Taylor Dayne

February 2023 View more

Pop star takes stage for retro benefit prom

Taylor Dayne
Love Will Lead You Back: ’80s Prom Gala February 10 at Naperville’s Yellow Box Theater

If you grew up in the ’80s or ’90s, chances are you’ve heard a Taylor Dayne hit. The Grammy-nominated singer has sold more than 75 million albums in her nearly four-decade career, which took off in 1987 with “Tell It to My Heart.”

A supporter of arts education, Dayne will be headlining the Love Will Lead You Back: ’80s Prom Gala, benefiting the Academy of the Arts, February 10 at Naperville’s Yellow Box Theater, 1635 Emerson Lane. Founded in November 2020, the nonprofit organization has a mission to create a K-12 private school where high-level arts meets high-achieving academics. Recently completing its first full year in operation, the academy offers after-school and summer programming for young artists, reaching more than 100 students in the western suburbs. For more information and to order tickets, visit illinoisartsacademy.org.
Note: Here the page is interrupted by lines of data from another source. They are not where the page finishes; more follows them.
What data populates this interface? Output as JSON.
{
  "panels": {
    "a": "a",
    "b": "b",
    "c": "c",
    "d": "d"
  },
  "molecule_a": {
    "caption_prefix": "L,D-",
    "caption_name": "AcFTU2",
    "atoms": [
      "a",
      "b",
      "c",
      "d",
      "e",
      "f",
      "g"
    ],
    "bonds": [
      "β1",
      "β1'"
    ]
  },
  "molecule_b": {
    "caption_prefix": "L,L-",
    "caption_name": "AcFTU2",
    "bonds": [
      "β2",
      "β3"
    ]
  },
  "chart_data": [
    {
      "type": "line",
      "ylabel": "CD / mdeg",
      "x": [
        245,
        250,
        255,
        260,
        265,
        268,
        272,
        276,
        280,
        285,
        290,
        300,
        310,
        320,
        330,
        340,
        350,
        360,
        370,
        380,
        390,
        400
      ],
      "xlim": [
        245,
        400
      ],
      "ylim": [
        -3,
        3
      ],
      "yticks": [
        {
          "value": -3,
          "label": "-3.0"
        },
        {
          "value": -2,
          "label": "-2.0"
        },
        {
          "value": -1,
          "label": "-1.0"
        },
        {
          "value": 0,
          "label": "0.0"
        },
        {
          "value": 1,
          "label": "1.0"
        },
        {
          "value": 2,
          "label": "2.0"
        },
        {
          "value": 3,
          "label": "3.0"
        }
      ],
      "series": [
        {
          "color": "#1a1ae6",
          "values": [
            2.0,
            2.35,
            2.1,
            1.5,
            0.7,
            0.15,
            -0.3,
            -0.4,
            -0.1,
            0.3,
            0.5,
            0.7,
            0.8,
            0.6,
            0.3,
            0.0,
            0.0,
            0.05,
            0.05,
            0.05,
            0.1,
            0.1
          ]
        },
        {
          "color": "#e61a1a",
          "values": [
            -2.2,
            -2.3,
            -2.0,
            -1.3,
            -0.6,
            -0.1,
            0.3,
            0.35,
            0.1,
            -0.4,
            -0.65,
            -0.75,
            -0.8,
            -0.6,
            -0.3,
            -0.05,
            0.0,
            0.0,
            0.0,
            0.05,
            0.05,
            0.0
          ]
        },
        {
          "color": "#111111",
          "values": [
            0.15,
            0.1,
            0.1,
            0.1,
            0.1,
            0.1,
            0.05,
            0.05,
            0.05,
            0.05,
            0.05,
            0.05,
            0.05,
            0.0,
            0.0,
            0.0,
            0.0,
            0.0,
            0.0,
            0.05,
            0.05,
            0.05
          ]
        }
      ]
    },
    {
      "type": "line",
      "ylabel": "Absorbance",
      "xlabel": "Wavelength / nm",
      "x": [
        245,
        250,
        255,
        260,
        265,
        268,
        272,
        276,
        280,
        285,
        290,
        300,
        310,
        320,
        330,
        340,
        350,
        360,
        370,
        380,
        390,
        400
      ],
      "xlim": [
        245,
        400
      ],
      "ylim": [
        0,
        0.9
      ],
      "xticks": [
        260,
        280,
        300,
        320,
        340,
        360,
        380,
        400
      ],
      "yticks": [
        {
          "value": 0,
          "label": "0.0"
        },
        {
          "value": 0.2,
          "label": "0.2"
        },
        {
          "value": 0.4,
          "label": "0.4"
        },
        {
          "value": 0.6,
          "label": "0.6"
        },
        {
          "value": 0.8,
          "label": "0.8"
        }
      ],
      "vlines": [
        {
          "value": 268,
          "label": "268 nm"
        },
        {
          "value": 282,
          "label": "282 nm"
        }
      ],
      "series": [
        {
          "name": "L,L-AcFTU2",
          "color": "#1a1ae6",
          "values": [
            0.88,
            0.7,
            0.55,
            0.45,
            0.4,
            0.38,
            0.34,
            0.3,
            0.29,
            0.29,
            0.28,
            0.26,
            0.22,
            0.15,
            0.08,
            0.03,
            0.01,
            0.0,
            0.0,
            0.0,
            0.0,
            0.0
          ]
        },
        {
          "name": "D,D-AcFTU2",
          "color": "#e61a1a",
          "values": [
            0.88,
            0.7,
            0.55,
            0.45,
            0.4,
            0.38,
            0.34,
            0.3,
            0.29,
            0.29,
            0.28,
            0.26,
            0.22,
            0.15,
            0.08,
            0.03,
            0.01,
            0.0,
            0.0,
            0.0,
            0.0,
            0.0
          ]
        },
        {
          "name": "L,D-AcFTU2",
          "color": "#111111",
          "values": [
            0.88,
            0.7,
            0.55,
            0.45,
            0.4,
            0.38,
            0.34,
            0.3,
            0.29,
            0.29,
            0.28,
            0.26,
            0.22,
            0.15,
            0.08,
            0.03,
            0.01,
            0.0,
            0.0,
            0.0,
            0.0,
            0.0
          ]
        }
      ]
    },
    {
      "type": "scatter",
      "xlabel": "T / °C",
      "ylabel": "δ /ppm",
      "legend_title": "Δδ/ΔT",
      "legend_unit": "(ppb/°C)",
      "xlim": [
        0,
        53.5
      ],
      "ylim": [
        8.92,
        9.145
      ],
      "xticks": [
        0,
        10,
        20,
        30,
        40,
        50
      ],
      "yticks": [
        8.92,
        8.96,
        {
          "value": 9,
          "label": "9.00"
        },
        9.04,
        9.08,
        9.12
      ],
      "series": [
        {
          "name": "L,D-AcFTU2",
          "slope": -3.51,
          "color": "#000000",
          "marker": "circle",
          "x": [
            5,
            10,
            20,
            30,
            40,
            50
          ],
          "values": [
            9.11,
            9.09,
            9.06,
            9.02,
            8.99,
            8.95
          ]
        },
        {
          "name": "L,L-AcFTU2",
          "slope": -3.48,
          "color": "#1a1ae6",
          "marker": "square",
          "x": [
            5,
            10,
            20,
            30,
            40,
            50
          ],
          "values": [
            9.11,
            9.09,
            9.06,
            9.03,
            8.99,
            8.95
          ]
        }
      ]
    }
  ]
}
Dayne chatted with us recently about her career.

Q: How did you get into the music business?

A: For me, there was no other choice. This is where my heart was. I grew up in New York, and I was very exposed to some of the greatest clubs, some of the greatest experiences you could have—it was in my backyard, so to speak. The things you aspire to—the CBGBs, the 54s, all these clubs—and that was all glowing and going in the mid-’80s. I was just a kid hitting the clubs, and I was already working in one band to another. That was my The Voice, my American Idol. We didn’t have Wi-Fi, we didn’t have Instagram, we didn’t have internet, we didn’t have cellphones. So you have such an easier way now to have direct relationships with fans. You have YouTube; you have all these social media platforms that never existed. We had the Village Voice. As limited as it was, if you weren’t breaking through a record company, you weren’t breaking. Even then I had to figure it out. You did it through a 12-inch [record], you did it through the clubs, very grassroots.

Q: Who were some of your musical influences growing up?
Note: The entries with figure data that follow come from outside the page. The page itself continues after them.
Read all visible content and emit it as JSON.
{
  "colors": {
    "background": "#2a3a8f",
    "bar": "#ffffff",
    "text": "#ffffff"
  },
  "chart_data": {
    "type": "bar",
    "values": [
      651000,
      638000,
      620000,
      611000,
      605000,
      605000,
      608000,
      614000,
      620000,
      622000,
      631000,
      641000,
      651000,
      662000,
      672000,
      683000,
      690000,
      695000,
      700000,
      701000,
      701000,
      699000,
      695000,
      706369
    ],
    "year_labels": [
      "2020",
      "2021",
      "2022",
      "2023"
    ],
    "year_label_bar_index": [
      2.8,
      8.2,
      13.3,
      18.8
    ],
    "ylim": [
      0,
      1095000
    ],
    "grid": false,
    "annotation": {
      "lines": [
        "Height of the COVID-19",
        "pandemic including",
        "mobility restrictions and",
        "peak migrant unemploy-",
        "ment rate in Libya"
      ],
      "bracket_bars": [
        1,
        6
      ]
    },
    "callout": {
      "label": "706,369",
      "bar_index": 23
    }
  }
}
A: It’s always been the radio—radio in the ’70s. It was Bill Withers and Billy Preston to Karen Carpenter, Three Dog Night. Then you had Marvin Gaye, Al Green, Gladys Knight, and this soulfulness really took ahold of me. But I wouldn’t ever give up my Pink Floyds, and my Led Zeppelins, and my Bad Companys.

Q: When did you figure out music was your passion?

A: When I was 4, I said I’m going to be a rock ’n’ roll star—I want to be a singer. I was not quite preschool, but the radio saved my life. This is really the story of that little girl who felt so lost but also felt so found. My voices were coming to me through the Stevie Wonders, the voices through the radio. It helped me survive, it gave me a reason to live, a place that I could live in, sort of a fantasy, but it sharpened my ear. I just leaned into it and said, “I’m going to sing like him, I’m going to sing like that.”

Q: Any advice for young performers?

A: Just like any athlete, you train like that. It’s always those 10,000 hours. It’s that mindlessness—never giving up on one level—and the tenaciousness, and then finding another door. These are portals, you know—one door closes, another opens.